For the sake of comparison, HSBC Direct is now paying
4.5% 3.55% APY, whereas our Bank of America account offers 4.99% APY, and VMMXX has a compound yield of 5.12%. Of course, these are pretax numbers, and the interest/dividends on these accounts are all taxable. So what other options are out there?
One possibility is the Vanguard Treasury Money Market Fund (VMPXX), which is currently yielding 4.5%. There is also an Admiral version of this fund (VUSSX) which offers high rollers (those with over $50 invested in the fund) a slightly higher compound yield of 4.61%. But wait, it gets better… Because Treasury securities are state tax free, their tax-equivalent yield is a good bit higher.
What’s a tax-equivalent yield?
Good question. In short, the tax equivalent yield allows you to make a fair comparison between taxable and tax-free returns. Here’s the equation:
Tax Equivalent Yield = Tax-Free Yield / (1 – (% Tax Bracket / 100))
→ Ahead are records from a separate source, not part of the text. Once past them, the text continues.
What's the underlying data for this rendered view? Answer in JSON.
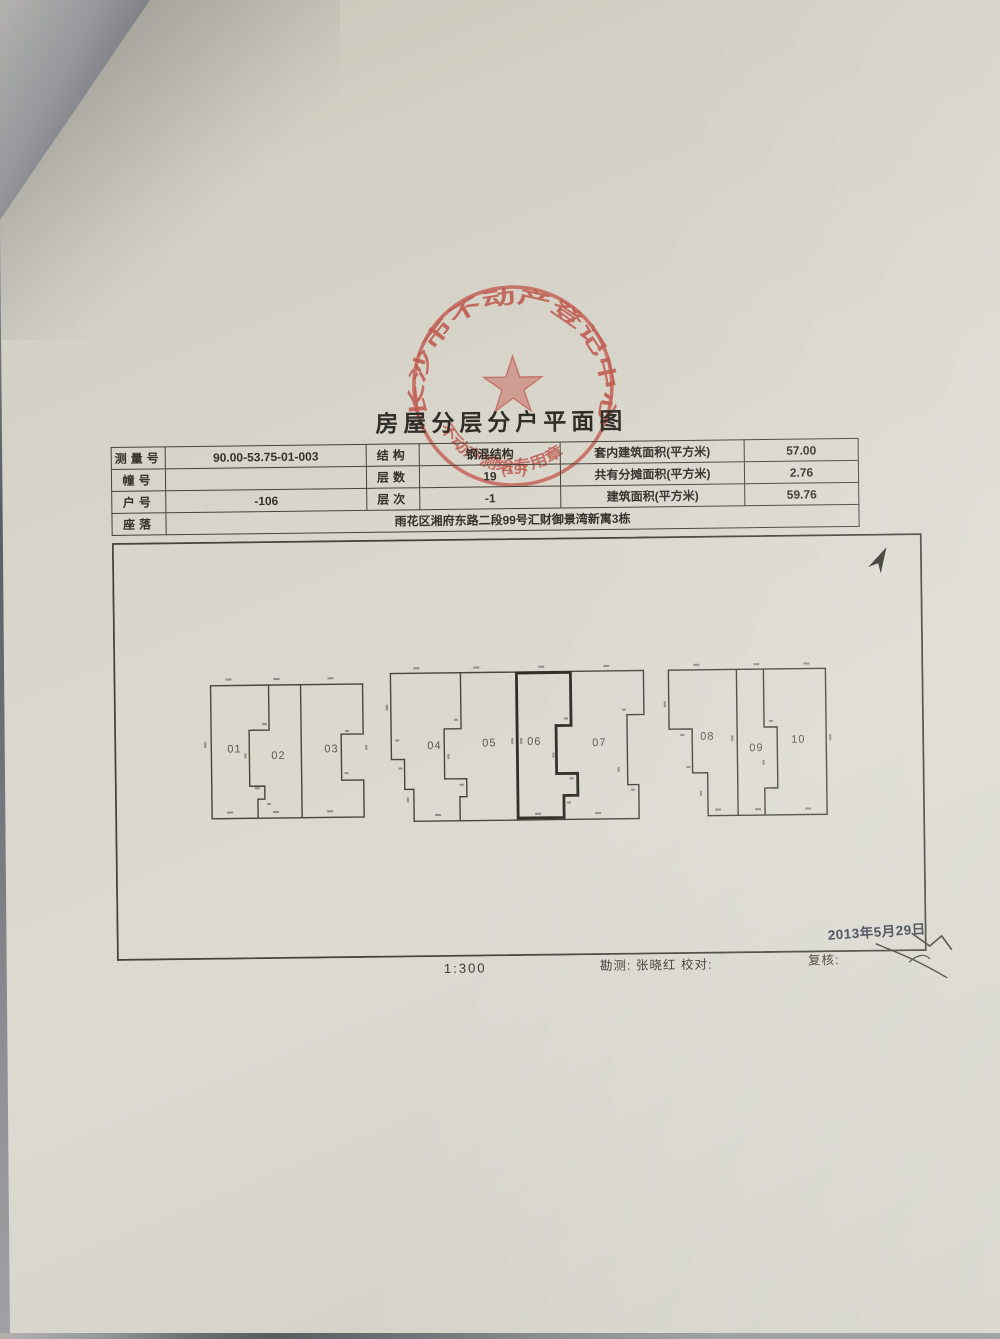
{
  "title": "房屋分层分户平面图",
  "stamp": {
    "arc_text": "长沙市不动产登记中心",
    "sub_text": "不动产测绘专用章",
    "number": "(19)"
  },
  "info_table": {
    "rows": [
      [
        "测量号",
        "90.00-53.75-01-003",
        "结构",
        "钢混结构",
        "套内建筑面积(平方米)",
        "57.00"
      ],
      [
        "幢号",
        "",
        "层数",
        "19",
        "共有分摊面积(平方米)",
        "2.76"
      ],
      [
        "户号",
        "-106",
        "层次",
        "-1",
        "建筑面积(平方米)",
        "59.76"
      ],
      [
        "座落",
        "雨花区湘府东路二段99号汇财御景湾新寓3栋"
      ]
    ]
  },
  "plan": {
    "units": [
      "01",
      "02",
      "03",
      "04",
      "05",
      "06",
      "07",
      "08",
      "09",
      "10"
    ],
    "scale": "1:300",
    "survey_line": "勘测: 张晓红   校对:",
    "review_line": "复核:",
    "date": "2013年5月29日"
  }
}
Our marginal state income tax rate is 6% so, in the case of VMPXX and VUSSX, the tax equivalent yields work out to be:
4.5% / (1 – 0.06) = 4.79%
4.61% / (1 – 0.06) = 4.90%
Not bad, but these still lag the VMMXX (the Prime Money Market Fund) as well as the FDIC-insured Bank of America Money Market Account.
What about municipal bonds?
Another possibility would be investing in municipal bonds, which are exempt from federal income taxes (and, in some cases, state income taxes, too). While you can invest in such bonds directly, I’m lazy and prefer to use a mutual fund. Like its Treasury and Prime Money Market brethren, the Vanguard Tax Exempt Money Fund (VMSXX) seeks to maintain a share value of $1, making it a rough equivalent of a savings account, albeit without the FDIC backing.
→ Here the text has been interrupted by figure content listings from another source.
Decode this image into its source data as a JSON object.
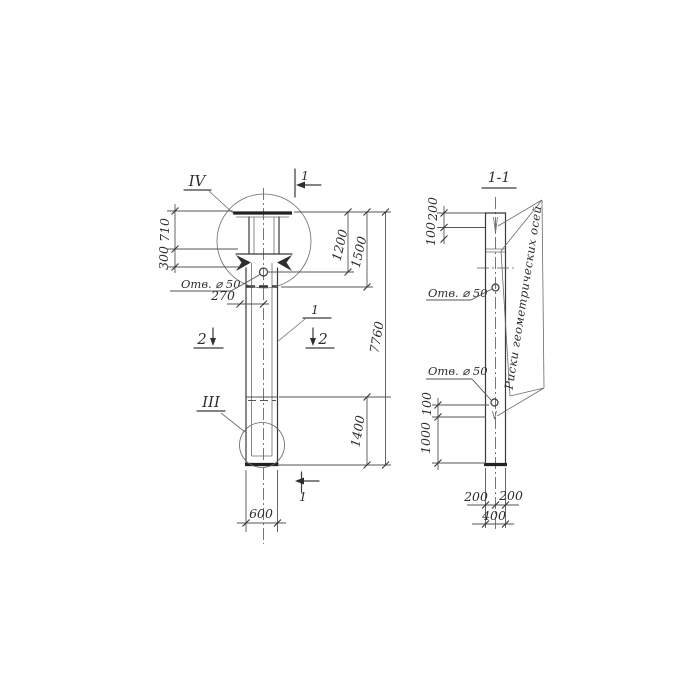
{
  "left_view": {
    "detail_marker_top": "IV",
    "detail_marker_bottom": "III",
    "part_callout": "1",
    "hole_label": "Отв. ⌀ 50",
    "dims": {
      "plate_width": "710",
      "corbel": "300",
      "hole_offset": "270",
      "top_to_hole": "1200",
      "top_to_joint": "1500",
      "total": "7760",
      "bottom_segment": "1400",
      "width": "600"
    }
  },
  "sections": {
    "mark_1": "1",
    "mark_2": "2"
  },
  "section_view": {
    "title": "1-1",
    "hole_label_upper": "Отв. ⌀ 50",
    "hole_label_lower": "Отв. ⌀ 50",
    "axes_note": "Риски геометрических осей",
    "dims": {
      "top": "200",
      "top2": "100",
      "lower": "100",
      "lower2": "1000",
      "half_left": "200",
      "half_right": "200",
      "width": "400"
    }
  }
}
While this fund has a compound yield of just 3.73%, the earnings are exempt from federal income taxes. So what does that mean in terms of a tax-equivalent yield? Well, it looks like we’ll land squarely in the 33% tax bracket this year, so…
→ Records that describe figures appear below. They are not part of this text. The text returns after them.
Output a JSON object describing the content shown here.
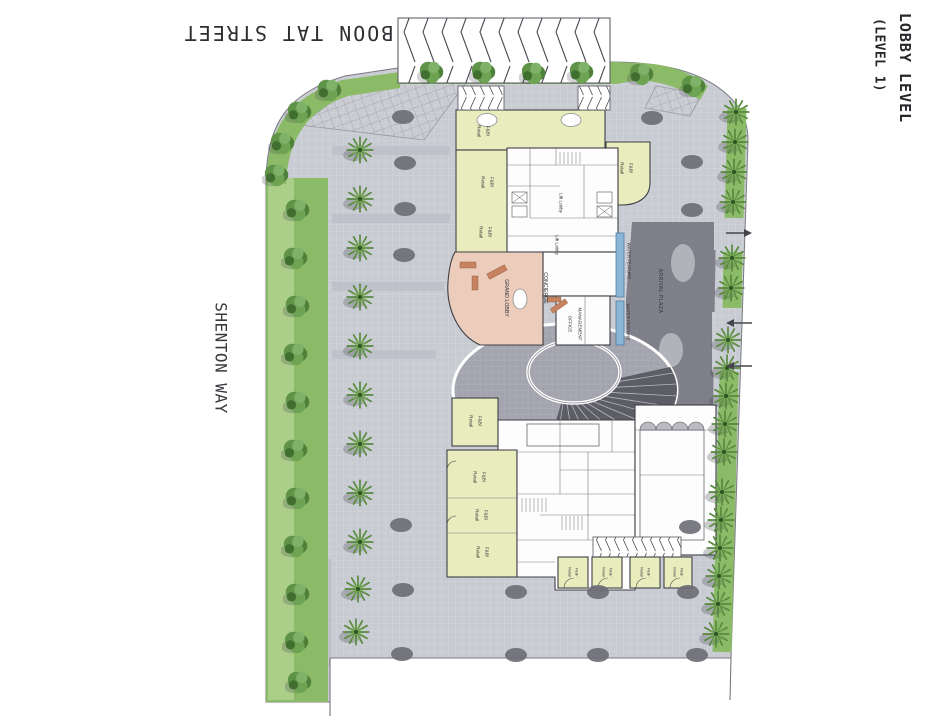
{
  "sheet_title": {
    "line1": "LOBBY LEVEL",
    "line2": "(LEVEL 1)"
  },
  "streets": {
    "top": "BOON TAT STREET",
    "left": "SHENTON WAY"
  },
  "rooms": {
    "fb_line1": "F&B/",
    "fb_line2": "Retail",
    "lift_lobby": "Lift Lobby",
    "grand_lobby": "GRAND LOBBY",
    "concierge": "CONCIERGE",
    "management_line1": "MANAGEMENT",
    "management_line2": "OFFICE",
    "water_feature": "WATER FEATURE",
    "arrival_plaza": "ARRIVAL PLAZA"
  },
  "colors": {
    "paving": "#c9cbd3",
    "ring_paving": "#a4a4ae",
    "fan_dark": "#5d5d66",
    "arrival": "#7f7f89",
    "green": "#8cbb68",
    "green_light": "#aed08d",
    "retail": "#e9edbd",
    "grand_lobby": "#eccdbb",
    "furniture": "#c7825f",
    "water": "#8ab6d6",
    "wall": "#3f3f46",
    "tree_pit": "#6b6b74",
    "text": "#33333a"
  }
}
3.73% / (1 – 0.33) = 5.57%
Nice. Of course, the benefit here is greatest for those in higher tax brackets – if you’re in the 25% tax bracket, the tax-equivalent yield falls back to 4.97%. And forget about holding such funds in a tax-advantaged account such as a 401(k), 403(b) or IRA – the tax break provides no benefit under such circumstances, so you’re just left with a low yield.
What about the AMT?
One downside of municipal bonds (or municipal bond funds) is that they can increase your exposure to the Alternative Minimum Tax (AMT). More specifically, so-called “private activity” municipal bonds (those that are used to finance things like airports, stadiums, or housing agencies) are federal tax exempt, but not exempt from the AMT.
The AMT is a complex beast that deserves an article (or a series of articles) of its own, but… Suffice it to say that the AMT is a parallel tax system that disallows a bunch of different types of deductions and credits. Basically, you calculate your taxes both ways and pay the larger amount. In the case of the Vanguard Tax Exempt Money Fund, 16.9% of the fund’s income is currently subject to the AMT. As far as I’m aware, however, we don’t have much else in the way of AMT exposure, so I’m hoping that we’ll be okay.